Sobered, he nodded, saying “I know gold and honor will never give you back what you have lost, Iakovitzes, but what they can give, you will have.”

“I’d better. I earned them,” Iakovitzes wrote.

He felt inside his mouth with his fingers, poking and prodding, then let out a soft grunt of wonder and bowed again to Nazares. He scrawled again, then handed the healer-priest the tablet. “‘Holy sir, the wound feels as if it happened years ago. Only the memory is yet green,’” Nazares read. Behind the brassy front Iakovitzes habitually assumed, Krispos saw the terror that still lived in his eyes

An attendant touched Iakovitzes on the arm. He flinched, then scowled at himself and dipped his head in apology to the man. “Excellent sir, I just wanted to tell you I would take you to a bathhouse now, if you like,” the attendant said. “There’s one close by the Sorcerers’ Collegium here.”

Iakovitzes tried to speak, scowled again, and nodded.
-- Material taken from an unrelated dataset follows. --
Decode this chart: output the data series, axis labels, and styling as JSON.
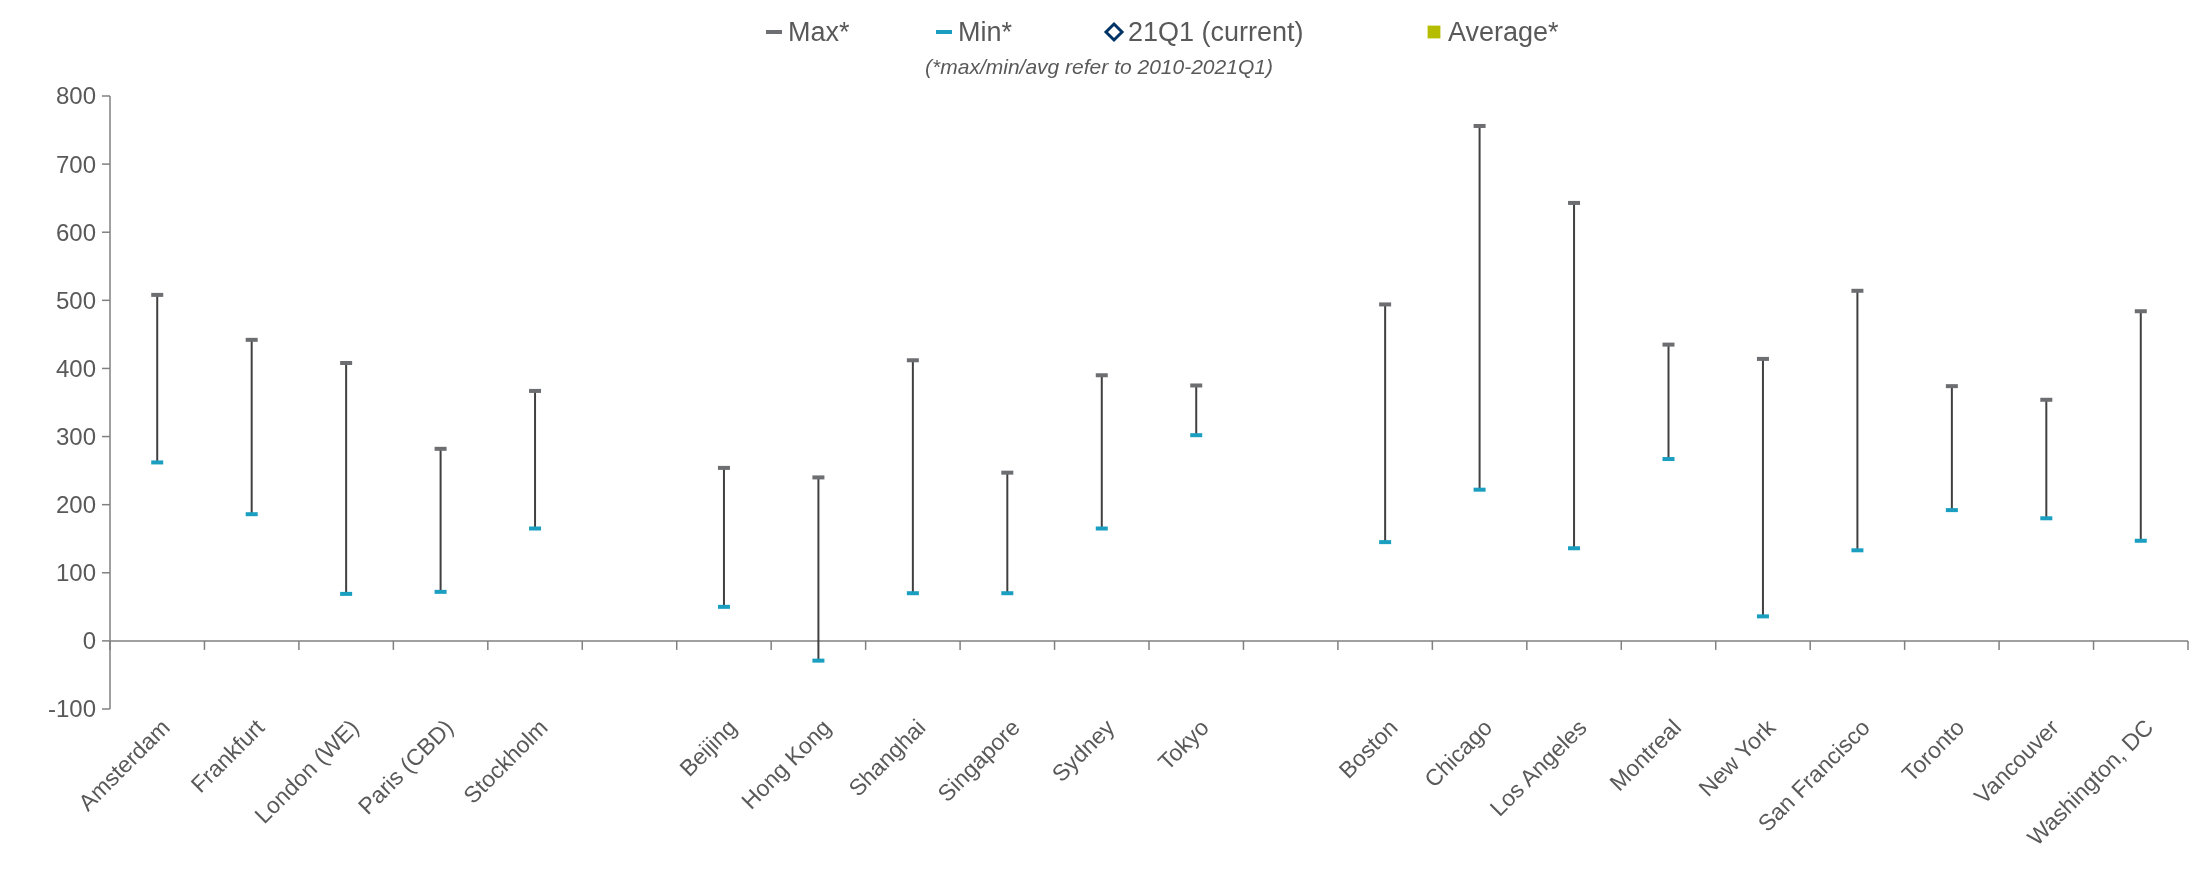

Before he left with the attendant, though, Krispos said, “A moment, Iakovitzes, please. I want to ask you something.” Iakovitzes paused. Krispos went on. “By the messages you sent me, you and Harvas traded barbs all winter long. What did you finally say that made him do—that—to you?”

The noble flinched again, this time from his own thoughts. But he bent over the tablet and wrote out his reply. He gave it to Krispos when he was done. “I didn’t even intend to insult him, worse luck. We’d settled on a price for the year’s truce and were swearing oaths to secure it. Harvas would not swear by the spirits, Kubrati-style, nor would he take oath by the Haloga gods of his followers. ‘Swear by Phos, then,’ I told him—a truce is no truce without oaths, as any child knows. Better I had told him to go swive his mother, I think. In a voice like thunder, he cried out, ‘That name shall never be in my mouth again, nor in yours either.’ And then—” The writing stopped there, but Krispos knew what had happened then.